In the previous sections, we learned how to generate new spatial datasets, engineer new columns, and combine geometries. You now have a GeoDataFrame packed with precise, raw numbers.
However, if you try to plot these raw numbers directly, the resulting map can be confusing. This section marks the transition from spatial analysis to spatial communication. You will learn why we must normalize our data and how to use Python rules and statistical algorithms to categorize (classify) your data into readable groups.
1. Why Classify Data?¶
When visualizing data within geographic boundaries (like cantons or municipalities), we create what is called a Choropleth Map or a thematic map.

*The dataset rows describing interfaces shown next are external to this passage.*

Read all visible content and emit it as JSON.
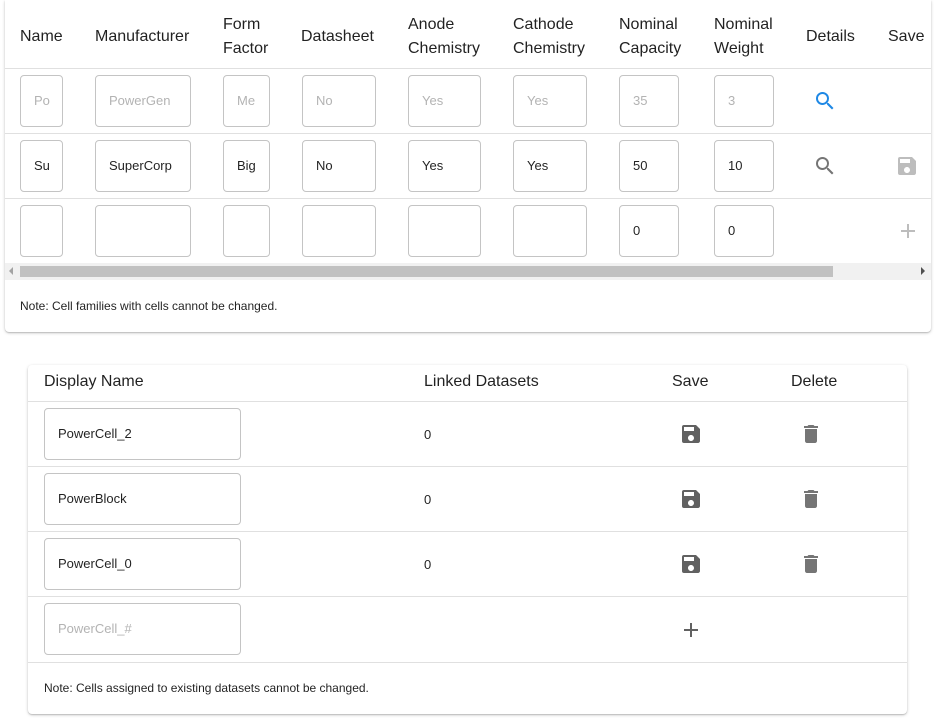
{
  "cell_families": {
    "headers": {
      "name": "Name",
      "manufacturer": "Manufacturer",
      "form_factor_1": "Form",
      "form_factor_2": "Factor",
      "datasheet": "Datasheet",
      "anode_1": "Anode",
      "anode_2": "Chemistry",
      "cathode_1": "Cathode",
      "cathode_2": "Chemistry",
      "capacity_1": "Nominal",
      "capacity_2": "Capacity",
      "weight_1": "Nominal",
      "weight_2": "Weight",
      "details": "Details",
      "save": "Save"
    },
    "rows": [
      {
        "name": "Po",
        "manufacturer": "PowerGen",
        "form_factor": "Me",
        "datasheet": "No",
        "anode": "Yes",
        "cathode": "Yes",
        "capacity": "35",
        "weight": "3"
      },
      {
        "name": "Su",
        "manufacturer": "SuperCorp",
        "form_factor": "Big",
        "datasheet": "No",
        "anode": "Yes",
        "cathode": "Yes",
        "capacity": "50",
        "weight": "10"
      },
      {
        "name": "",
        "manufacturer": "",
        "form_factor": "",
        "datasheet": "",
        "anode": "",
        "cathode": "",
        "capacity": "0",
        "weight": "0"
      }
    ],
    "note": "Note: Cell families with cells cannot be changed.",
    "colors": {
      "details_active": "#1e88e5",
      "icon_grey": "#757575",
      "icon_disabled": "#bdbdbd"
    }
  },
  "cells": {
    "headers": {
      "display_name": "Display Name",
      "linked_datasets": "Linked Datasets",
      "save": "Save",
      "delete": "Delete"
    },
    "rows": [
      {
        "display_name": "PowerCell_2",
        "linked": "0"
      },
      {
        "display_name": "PowerBlock",
        "linked": "0"
      },
      {
        "display_name": "PowerCell_0",
        "linked": "0"
      }
    ],
    "new_row_placeholder": "PowerCell_#",
    "note": "Note: Cells assigned to existing datasets cannot be changed."
  }
}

Before we assign colors to our polygons, we must overcome two fundamental problems: The Area Bias and The Continuous Brain Limit.
The Area Bias (Why we need Ratios)¶
When creating a choropleth map (where entire polygons are filled with color), you must be very careful about mapping raw counts, such as the total population or the total number of crimes.
Raw counts are spatially extensive variables, meaning their values are directly correlated with the physical size of the observational unit. Everything else being equal, a larger municipality will naturally have more houses, more people, and more total crimes simply because it has more space. If you map total population, the largest polygons will almost always appear the darkest, misleading the viewer into thinking they are the most crowded or dangerous areas.
To fix this area bias, we must convert our counts into spatially intensive variables by creating a ratio or density. By dividing the raw count by a measure of size (like total area or total population at risk), we reveal the intrinsic variation of the data, regardless of how large or small the municipal borders happen to be.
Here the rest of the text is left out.